En 2024, changeons notre regard sur l’IA : faire table rase du restrictif

Jade BERRE, responsable de conférence au sein du salon Big Data et AI Paris
Jade BERRE, responsable de conférence au sein du salon Big Data et AI Paris

Entre foisonnement d’interfaces conversationnelles, développement des IA génératives et de l’open-source, l’année 2023 a été de bon augure pour l’intelligence artificielle. Cette effervescence ouvre à de nouvelles perspectives intéressantes pour 2024 : usages de l’IA étendus à d’avantage de secteurs, utilisation des IA génératives dans un panel d’entreprises plus vaste et incorporation de celles-ci dans les équipements technologiques.

Les trois prismes de l’IA

Cette année, ciblons le discours autour de l’IA et de ses vertus et non plus uniquement sur l’insécurité qui peut lui être reproché.

Presque assimilable à la figure mythologique de Cerbère, l’IA n’a eu de cesse d’être appréhendée selon trois dimensions : une potentielle mise en péril des droits fondamentaux (consentement, exploitation des données personnelles…), une technologie encore immature/imprévisible et un facteur de remise en question de la souveraineté. Plus que jamais, ce triptyque apparaissait « comme le monstre à dompter » pour le régulateur. Pour 2024, ne négligeons pas ces impératifs, mais insufflons un vent optimiste et prioritaire pour le potentiel européen d’innovation de l’IA.

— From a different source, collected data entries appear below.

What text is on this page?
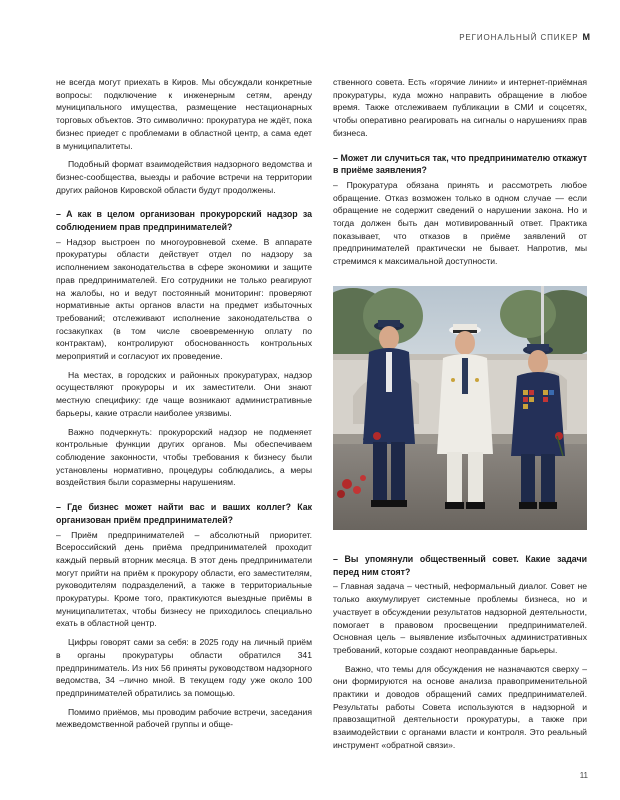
РЕГИОНАЛЬНЫЙ СПИКЕР M

не всегда могут приехать в Киров. Мы обсуждали конкретные вопросы: подключение к инженерным сетям, аренду муниципального имущества, размещение нестационарных торговых объектов. Это символично: прокуратура не ждёт, пока бизнес приедет с проблемами в областной центр, а сама едет в муниципалитеты.

Подобный формат взаимодействия надзорного ведомства и бизнес-сообщества, выезды и рабочие встречи на территории других районов Кировской области будут продолжены.

– А как в целом организован прокурорский надзор за соблюдением прав предпринимателей?

– Надзор выстроен по многоуровневой схеме. В аппарате прокуратуры области действует отдел по надзору за исполнением законодательства в сфере экономики и защите прав предпринимателей. Его сотрудники не только реагируют на жалобы, но и ведут постоянный мониторинг: проверяют нормативные акты органов власти на предмет избыточных требований; отслеживают исполнение законодательства о госзакупках (в том числе своевременную оплату по контрактам), контролируют обоснованность контрольных мероприятий и согласуют их проведение.

На местах, в городских и районных прокуратурах, надзор осуществляют прокуроры и их заместители. Они знают местную специфику: где чаще возникают административные барьеры, какие отрасли наиболее уязвимы.

Важно подчеркнуть: прокурорский надзор не подменяет контрольные функции других органов. Мы обеспечиваем соблюдение законности, чтобы требования к бизнесу были установлены нормативно, процедуры соблюдались, а меры воздействия были соразмерны нарушениям.

– Где бизнес может найти вас и ваших коллег? Как организован приём предпринимателей?

– Приём предпринимателей – абсолютный приоритет. Всероссийский день приёма предпринимателей проходит каждый первый вторник месяца. В этот день предприниматели могут прийти на приём к прокурору области, его заместителям, руководителям подразделений, а также в территориальные прокуратуры. Кроме того, практикуются выездные приёмы в муниципалитетах, чтобы бизнесу не приходилось специально ехать в областной центр.

Цифры говорят сами за себя: в 2025 году на личный приём в органы прокуратуры области обратился 341 предприниматель. Из них 56 приняты руководством надзорного ведомства, 34 –лично мной. В текущем году уже около 100 предпринимателей обратились за помощью.

Помимо приёмов, мы проводим рабочие встречи, заседания межведомственной рабочей группы и обще-

ственного совета. Есть «горячие линии» и интернет-приёмная прокуратуры, куда можно направить обращение в любое время. Также отслеживаем публикации в СМИ и соцсетях, чтобы оперативно реагировать на сигналы о нарушениях прав бизнеса.

– Может ли случиться так, что предпринимателю откажут в приёме заявления?

– Прокуратура обязана принять и рассмотреть любое обращение. Отказ возможен только в одном случае — если обращение не содержит сведений о нарушении закона. Но и тогда должен быть дан мотивированный ответ. Практика показывает, что отказов в приёме заявлений от предпринимателей практически не бывает. Напротив, мы стремимся к максимальной доступности.

– Вы упомянули общественный совет. Какие задачи перед ним стоят?

– Главная задача – честный, неформальный диалог. Совет не только аккумулирует системные проблемы бизнеса, но и участвует в обсуждении результатов надзорной деятельности, помогает в правовом просвещении предпринимателей. Основная цель – выявление избыточных административных требований, которые создают неоправданные барьеры.

Важно, что темы для обсуждения не назначаются сверху – они формируются на основе анализа правоприменительной практики и доводов обращений самих предпринимателей. Результаты работы Совета используются в надзорной и правозащитной деятельности прокуратуры, а также при взаимодействии с органами власти и контроля. Это реальный инструмент «обратной связи».

11
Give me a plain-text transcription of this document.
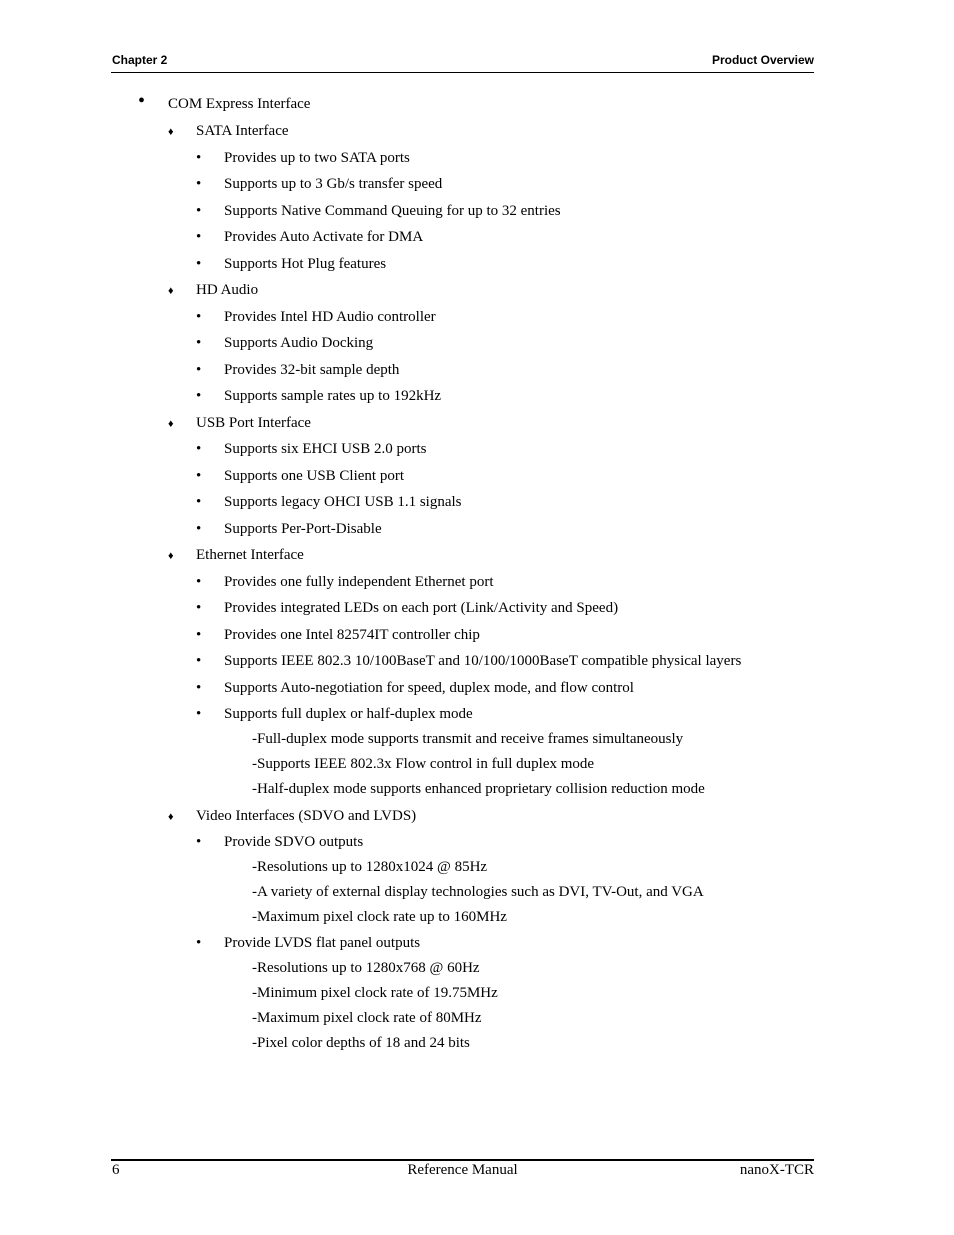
Chapter 2	Product Overview
• COM Express Interface
♦ SATA Interface
• Provides up to two SATA ports
• Supports up to 3 Gb/s transfer speed
• Supports Native Command Queuing for up to 32 entries
• Provides Auto Activate for DMA
• Supports Hot Plug features
♦ HD Audio
• Provides Intel HD Audio controller
• Supports Audio Docking
• Provides 32-bit sample depth
• Supports sample rates up to 192kHz
♦ USB Port Interface
• Supports six EHCI USB 2.0 ports
• Supports one USB Client port
• Supports legacy OHCI USB 1.1 signals
• Supports Per-Port-Disable
♦ Ethernet Interface
• Provides one fully independent Ethernet port
• Provides integrated LEDs on each port (Link/Activity and Speed)
• Provides one Intel 82574IT controller chip
• Supports IEEE 802.3 10/100BaseT and 10/100/1000BaseT compatible physical layers
• Supports Auto-negotiation for speed, duplex mode, and flow control
• Supports full duplex or half-duplex mode
-Full-duplex mode supports transmit and receive frames simultaneously
-Supports IEEE 802.3x Flow control in full duplex mode
-Half-duplex mode supports enhanced proprietary collision reduction mode
♦ Video Interfaces (SDVO and LVDS)
• Provide SDVO outputs
-Resolutions up to 1280x1024 @ 85Hz
-A variety of external display technologies such as DVI, TV-Out, and VGA
-Maximum pixel clock rate up to 160MHz
• Provide LVDS flat panel outputs
-Resolutions up to 1280x768 @ 60Hz
-Minimum pixel clock rate of 19.75MHz
-Maximum pixel clock rate of 80MHz
-Pixel color depths of 18 and 24 bits
6	Reference Manual	nanoX-TCR
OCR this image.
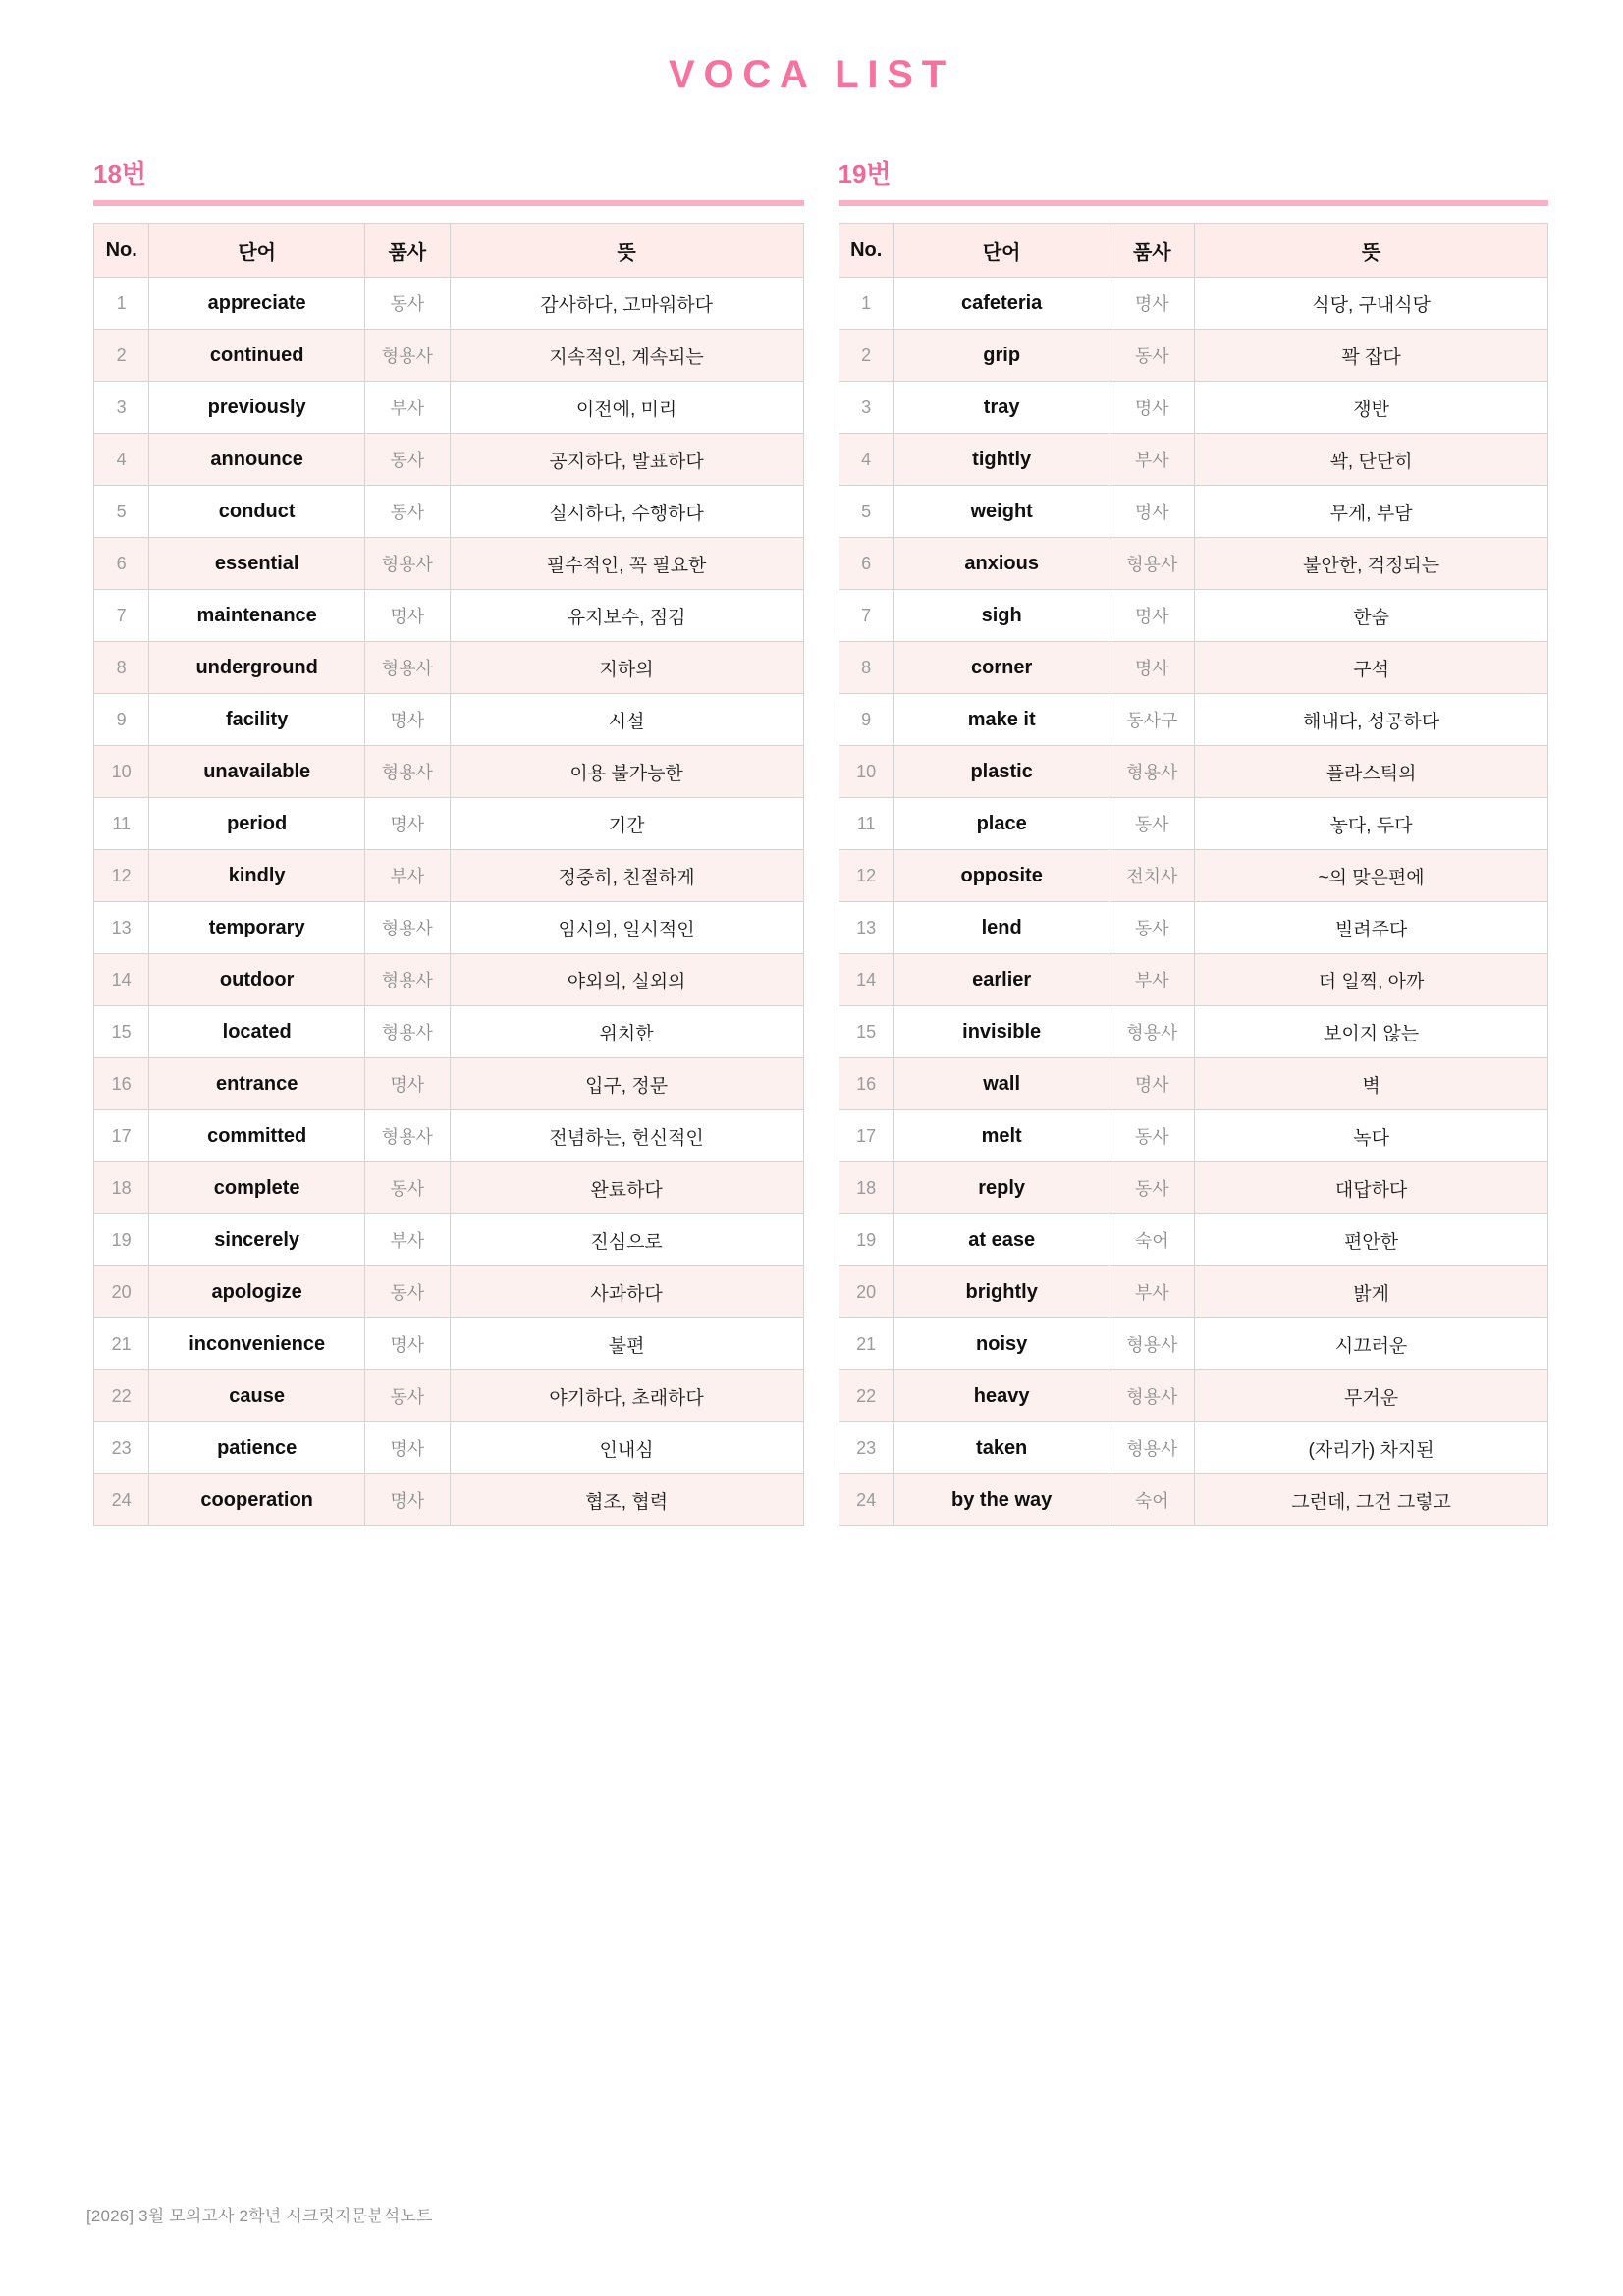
VOCA LIST
18번
No.	단어	품사	뜻
1	appreciate	동사	감사하다, 고마워하다
2	continued	형용사	지속적인, 계속되는
3	previously	부사	이전에, 미리
4	announce	동사	공지하다, 발표하다
5	conduct	동사	실시하다, 수행하다
6	essential	형용사	필수적인, 꼭 필요한
7	maintenance	명사	유지보수, 점검
8	underground	형용사	지하의
9	facility	명사	시설
10	unavailable	형용사	이용 불가능한
11	period	명사	기간
12	kindly	부사	정중히, 친절하게
13	temporary	형용사	임시의, 일시적인
14	outdoor	형용사	야외의, 실외의
15	located	형용사	위치한
16	entrance	명사	입구, 정문
17	committed	형용사	전념하는, 헌신적인
18	complete	동사	완료하다
19	sincerely	부사	진심으로
20	apologize	동사	사과하다
21	inconvenience	명사	불편
22	cause	동사	야기하다, 초래하다
23	patience	명사	인내심
24	cooperation	명사	협조, 협력
19번
No.	단어	품사	뜻
1	cafeteria	명사	식당, 구내식당
2	grip	동사	꽉 잡다
3	tray	명사	쟁반
4	tightly	부사	꽉, 단단히
5	weight	명사	무게, 부담
6	anxious	형용사	불안한, 걱정되는
7	sigh	명사	한숨
8	corner	명사	구석
9	make it	동사구	해내다, 성공하다
10	plastic	형용사	플라스틱의
11	place	동사	놓다, 두다
12	opposite	전치사	~의 맞은편에
13	lend	동사	빌려주다
14	earlier	부사	더 일찍, 아까
15	invisible	형용사	보이지 않는
16	wall	명사	벽
17	melt	동사	녹다
18	reply	동사	대답하다
19	at ease	숙어	편안한
20	brightly	부사	밝게
21	noisy	형용사	시끄러운
22	heavy	형용사	무거운
23	taken	형용사	(자리가) 차지된
24	by the way	숙어	그런데, 그건 그렇고
[2026] 3월 모의고사 2학년 시크릿지문분석노트
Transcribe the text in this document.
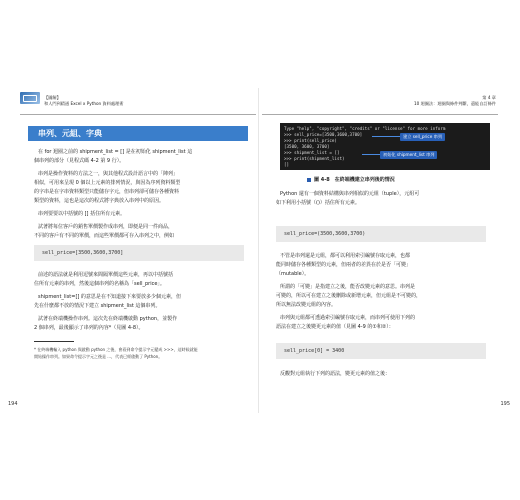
【圖解】
和人門到精通 Excel x Python 資料處理術
串列、元組、字典
在 for 迴圈之前的 shipment_list = [] 是在初始化 shipment_list 這
個串列的部分（見程式碼 4-2 第 9 行）。
串列是操作資料的方法之一，與其他程式設計語言中的「陣列」
相似，可用來呈現 0 個以上元素的排列情況，與因為序列資料類型
的字串是在字串資料類型只能儲存字元，但串列卻可儲存各種資料
類型的資料，這也是這次的程式將字典放入串列中的原因。
串列要要以中括號的 [] 括住所有元素。
試著將每位客戶的銷售單價製作成串列，即便是同一件商品，
不同的客戶有不同的單價，而這些單價都可存入串列之中，例如
sell_price=[3500,3600,3700]
前述的語法就是利用逗號來間隔單價這些元素，再以中括號括
住所有元素的串列，然後這個串列的名稱為「sell_price」。
shipment_list=[] 的意思是在不知道接下來要放多少個元素，但
先在什麼都不放的情況下建立 shipment_list 這個串列。
試著在終端機操作串列。這次先在終端機啟動 python，並製作
2 個串列，最後顯示了串列的內容*（見圖 4-8）。
* 在終端機輸入 python 與啟動 python 之後，會看到命令提示字元變成 >>>，這時候就能
開始操作串列。如果命令提示字元之後是 ...，代表已經啟動了 Python。
194
第 4 章
10 迴圈法：迴圈與條件判斷，還能自訂條件
Type "help", "copyright", "credits" or "license" for more inform
>>> sell_price=[3500,3600,3700]
>>> print(sell_price)
[3500, 3600, 3700]
>>> shipment_list = []
>>> print(shipment_list)
[]
建立 sell_price 串列
初始化 shipment_list 串列
圖 4-8　在終端機建立串列後的情況
Python 還有一個資料結構與串列相似的元組（tuple），元組可
如下利用小括號（()）括住所有元素。
sell_price=(3500,3600,3700)
不管是串列還是元組，都可以利用索引編號存取元素，也都
能同時儲存各種類型的元素，但兩者的差異在於是否「可變」
（mutable）。
所謂的「可變」是指建立之後，能否改變元素的意思。串列是
可變的，所以可在建立之後刪除或新增元素，但元組是不可變的，
所以無法改變元組的內容。
串列與元組都可透過索引編號存取元素，而串列可使用下列的
語法在建立之後變更元素的值（見圖 4-9 的①和②）：
sell_price[0] = 3400
反觀對元組執行下列的語法，變更元素的值之後：
195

Considérer les évolutions positives

A ce titre, les dispositifs réglementaires de protection à l’image de l’AI Act, le Digital Market Act (DMA) en matière de concurrence ou le Digital Services Act (DSA) pour la protection des consommateurs sont nécessaires et témoignent d’une volonté de transparence. Parallèlement, les organisations/entreprises se renouvellent (réorganisation, formation et sensibilisation à l’IA de confiance) en suivant cette logique.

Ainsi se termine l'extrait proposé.